Work location is University Medical Center Utrecht.
 

Research topics:

Do all forms of oxidative stress induce the same type of response? Or are there responses for the different forms of oxidative stress (i.e. superoxide anions, hydrogen peroxide, reactive oxygen species). What are the individual differences in oxidative stress response? E.g. in G6PD deficiency: paracetamol can be given safely to one person but should be avoided for another person. What are the factors that determine these differences? (e.g. G6PD genotype, cellular anti-oxidant status, reduced glutathione content).
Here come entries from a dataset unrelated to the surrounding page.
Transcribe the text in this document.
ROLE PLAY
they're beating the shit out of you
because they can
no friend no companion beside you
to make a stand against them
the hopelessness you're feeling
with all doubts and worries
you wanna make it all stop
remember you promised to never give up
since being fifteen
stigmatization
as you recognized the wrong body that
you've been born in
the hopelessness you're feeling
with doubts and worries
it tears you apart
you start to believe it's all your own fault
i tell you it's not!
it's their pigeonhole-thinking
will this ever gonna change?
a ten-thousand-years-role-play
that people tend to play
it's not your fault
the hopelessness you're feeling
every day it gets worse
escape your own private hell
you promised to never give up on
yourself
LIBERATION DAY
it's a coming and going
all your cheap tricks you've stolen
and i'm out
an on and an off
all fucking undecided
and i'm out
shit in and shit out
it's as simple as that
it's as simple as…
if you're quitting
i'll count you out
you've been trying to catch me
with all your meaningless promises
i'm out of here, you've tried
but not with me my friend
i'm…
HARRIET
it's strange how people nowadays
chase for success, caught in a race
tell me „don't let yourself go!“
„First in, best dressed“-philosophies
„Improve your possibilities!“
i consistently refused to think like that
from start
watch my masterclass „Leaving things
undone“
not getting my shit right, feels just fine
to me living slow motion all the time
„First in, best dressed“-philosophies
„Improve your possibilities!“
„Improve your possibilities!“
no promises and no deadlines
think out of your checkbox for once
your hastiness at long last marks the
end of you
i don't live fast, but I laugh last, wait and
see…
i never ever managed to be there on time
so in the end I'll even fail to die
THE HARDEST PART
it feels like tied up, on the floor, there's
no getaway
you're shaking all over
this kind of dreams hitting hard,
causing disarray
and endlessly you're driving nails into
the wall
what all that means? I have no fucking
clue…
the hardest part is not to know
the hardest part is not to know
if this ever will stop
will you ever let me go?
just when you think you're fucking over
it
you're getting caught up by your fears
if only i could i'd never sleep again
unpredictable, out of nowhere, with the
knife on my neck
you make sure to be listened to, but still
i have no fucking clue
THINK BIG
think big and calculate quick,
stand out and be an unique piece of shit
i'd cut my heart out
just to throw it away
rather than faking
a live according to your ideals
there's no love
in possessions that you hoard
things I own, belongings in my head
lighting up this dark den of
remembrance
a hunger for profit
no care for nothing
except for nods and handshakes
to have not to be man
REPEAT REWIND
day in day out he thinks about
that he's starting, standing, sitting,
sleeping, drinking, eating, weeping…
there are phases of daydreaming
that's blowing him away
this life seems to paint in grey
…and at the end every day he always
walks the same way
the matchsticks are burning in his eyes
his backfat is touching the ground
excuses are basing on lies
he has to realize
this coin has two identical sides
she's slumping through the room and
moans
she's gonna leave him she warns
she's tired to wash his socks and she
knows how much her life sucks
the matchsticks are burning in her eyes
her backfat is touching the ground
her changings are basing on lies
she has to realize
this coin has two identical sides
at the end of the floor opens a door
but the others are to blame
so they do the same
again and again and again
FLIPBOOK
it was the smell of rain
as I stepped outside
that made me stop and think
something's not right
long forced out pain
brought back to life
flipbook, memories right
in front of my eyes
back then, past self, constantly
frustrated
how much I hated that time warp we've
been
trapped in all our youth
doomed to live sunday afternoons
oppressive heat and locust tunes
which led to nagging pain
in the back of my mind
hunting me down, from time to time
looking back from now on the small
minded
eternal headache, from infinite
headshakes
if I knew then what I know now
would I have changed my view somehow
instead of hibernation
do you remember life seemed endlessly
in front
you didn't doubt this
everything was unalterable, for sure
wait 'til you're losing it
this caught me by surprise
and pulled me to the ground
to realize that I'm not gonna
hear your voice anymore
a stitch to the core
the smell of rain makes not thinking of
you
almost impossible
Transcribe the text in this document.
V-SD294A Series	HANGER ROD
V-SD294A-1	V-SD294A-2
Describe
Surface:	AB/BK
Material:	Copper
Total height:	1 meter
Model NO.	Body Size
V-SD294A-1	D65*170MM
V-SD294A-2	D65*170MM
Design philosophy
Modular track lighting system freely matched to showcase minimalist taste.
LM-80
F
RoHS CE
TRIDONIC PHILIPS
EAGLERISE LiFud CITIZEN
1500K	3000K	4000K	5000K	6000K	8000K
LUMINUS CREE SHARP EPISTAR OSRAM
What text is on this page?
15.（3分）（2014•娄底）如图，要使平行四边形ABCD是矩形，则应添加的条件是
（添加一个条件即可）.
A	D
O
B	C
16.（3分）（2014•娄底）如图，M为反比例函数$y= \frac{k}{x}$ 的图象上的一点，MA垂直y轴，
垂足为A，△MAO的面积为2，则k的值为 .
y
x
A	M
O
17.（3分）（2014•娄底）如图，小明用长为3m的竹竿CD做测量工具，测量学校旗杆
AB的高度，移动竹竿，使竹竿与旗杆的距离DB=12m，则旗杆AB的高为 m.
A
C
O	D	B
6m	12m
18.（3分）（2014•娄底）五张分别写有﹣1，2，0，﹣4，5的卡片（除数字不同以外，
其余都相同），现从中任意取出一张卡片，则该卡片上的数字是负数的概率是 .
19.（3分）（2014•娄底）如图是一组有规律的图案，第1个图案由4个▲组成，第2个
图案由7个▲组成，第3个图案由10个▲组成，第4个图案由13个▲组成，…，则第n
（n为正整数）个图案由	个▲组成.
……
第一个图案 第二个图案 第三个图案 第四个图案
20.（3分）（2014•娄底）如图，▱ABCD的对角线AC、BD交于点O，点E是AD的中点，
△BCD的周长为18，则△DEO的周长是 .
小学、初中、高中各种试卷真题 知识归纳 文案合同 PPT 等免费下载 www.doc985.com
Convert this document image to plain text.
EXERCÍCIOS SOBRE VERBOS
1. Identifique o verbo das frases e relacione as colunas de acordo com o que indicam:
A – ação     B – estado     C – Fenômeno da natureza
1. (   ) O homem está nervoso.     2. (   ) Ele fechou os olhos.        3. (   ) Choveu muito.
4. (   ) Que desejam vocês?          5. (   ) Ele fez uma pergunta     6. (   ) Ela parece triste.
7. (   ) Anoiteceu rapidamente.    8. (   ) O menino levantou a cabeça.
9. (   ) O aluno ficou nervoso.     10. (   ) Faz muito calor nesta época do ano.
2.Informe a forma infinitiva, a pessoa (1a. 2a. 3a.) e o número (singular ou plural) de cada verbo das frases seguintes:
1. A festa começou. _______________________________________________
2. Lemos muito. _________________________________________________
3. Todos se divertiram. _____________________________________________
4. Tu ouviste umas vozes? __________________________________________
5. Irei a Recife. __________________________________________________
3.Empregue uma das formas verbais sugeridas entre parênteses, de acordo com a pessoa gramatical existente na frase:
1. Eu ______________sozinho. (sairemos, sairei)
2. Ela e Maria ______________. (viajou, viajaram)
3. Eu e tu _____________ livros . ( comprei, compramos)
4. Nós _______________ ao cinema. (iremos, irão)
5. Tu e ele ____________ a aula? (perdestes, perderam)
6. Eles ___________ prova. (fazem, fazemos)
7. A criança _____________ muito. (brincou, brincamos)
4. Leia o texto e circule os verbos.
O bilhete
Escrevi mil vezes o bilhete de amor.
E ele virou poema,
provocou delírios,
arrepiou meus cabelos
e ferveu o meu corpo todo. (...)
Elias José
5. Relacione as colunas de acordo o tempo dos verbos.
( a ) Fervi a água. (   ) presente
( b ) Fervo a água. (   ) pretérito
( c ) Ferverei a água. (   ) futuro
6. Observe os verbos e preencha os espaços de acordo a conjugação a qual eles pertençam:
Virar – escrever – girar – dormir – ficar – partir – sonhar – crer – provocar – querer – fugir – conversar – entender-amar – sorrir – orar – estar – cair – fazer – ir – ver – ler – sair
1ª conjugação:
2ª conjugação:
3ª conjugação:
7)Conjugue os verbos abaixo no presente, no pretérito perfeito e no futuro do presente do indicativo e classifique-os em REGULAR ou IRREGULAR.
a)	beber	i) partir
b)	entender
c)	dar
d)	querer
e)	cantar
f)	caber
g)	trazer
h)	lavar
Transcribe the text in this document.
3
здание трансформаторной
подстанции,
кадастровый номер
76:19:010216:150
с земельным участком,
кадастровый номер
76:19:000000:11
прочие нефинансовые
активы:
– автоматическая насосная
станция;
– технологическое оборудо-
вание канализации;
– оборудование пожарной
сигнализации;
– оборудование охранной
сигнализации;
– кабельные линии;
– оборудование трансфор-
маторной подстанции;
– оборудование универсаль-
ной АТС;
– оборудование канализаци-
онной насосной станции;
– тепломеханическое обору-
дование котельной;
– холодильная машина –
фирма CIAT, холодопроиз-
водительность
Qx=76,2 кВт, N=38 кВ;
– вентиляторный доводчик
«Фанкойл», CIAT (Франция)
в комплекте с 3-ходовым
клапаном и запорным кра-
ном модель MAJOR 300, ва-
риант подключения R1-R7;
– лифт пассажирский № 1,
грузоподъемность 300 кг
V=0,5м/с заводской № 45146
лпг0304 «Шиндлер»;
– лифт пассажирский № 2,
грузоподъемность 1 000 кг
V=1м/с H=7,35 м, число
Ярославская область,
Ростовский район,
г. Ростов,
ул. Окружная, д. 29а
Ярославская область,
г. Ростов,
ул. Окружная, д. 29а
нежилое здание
What is the pathophysiological mechanism(s) involved in oxidative stress-related hemolysis? What is the role of shear? Can the ultimate effect, i.e. hemolysis, be prevented with reducing agents, such as anti-oxidants (e.g. n-acetylcysteine), RCB deformability improving agents (Poloxamer, Gardos channel blockers), or monoclonal antibodies that reduce the adhesion between RBC and endothelium (Crizanlizumab). How does G6PD-deficiency compare to other red cell disorders such as sickle cell anaemia or thalassemia. What does an oxidative stress inducing disorder mean for these "continuously stressed" individuals.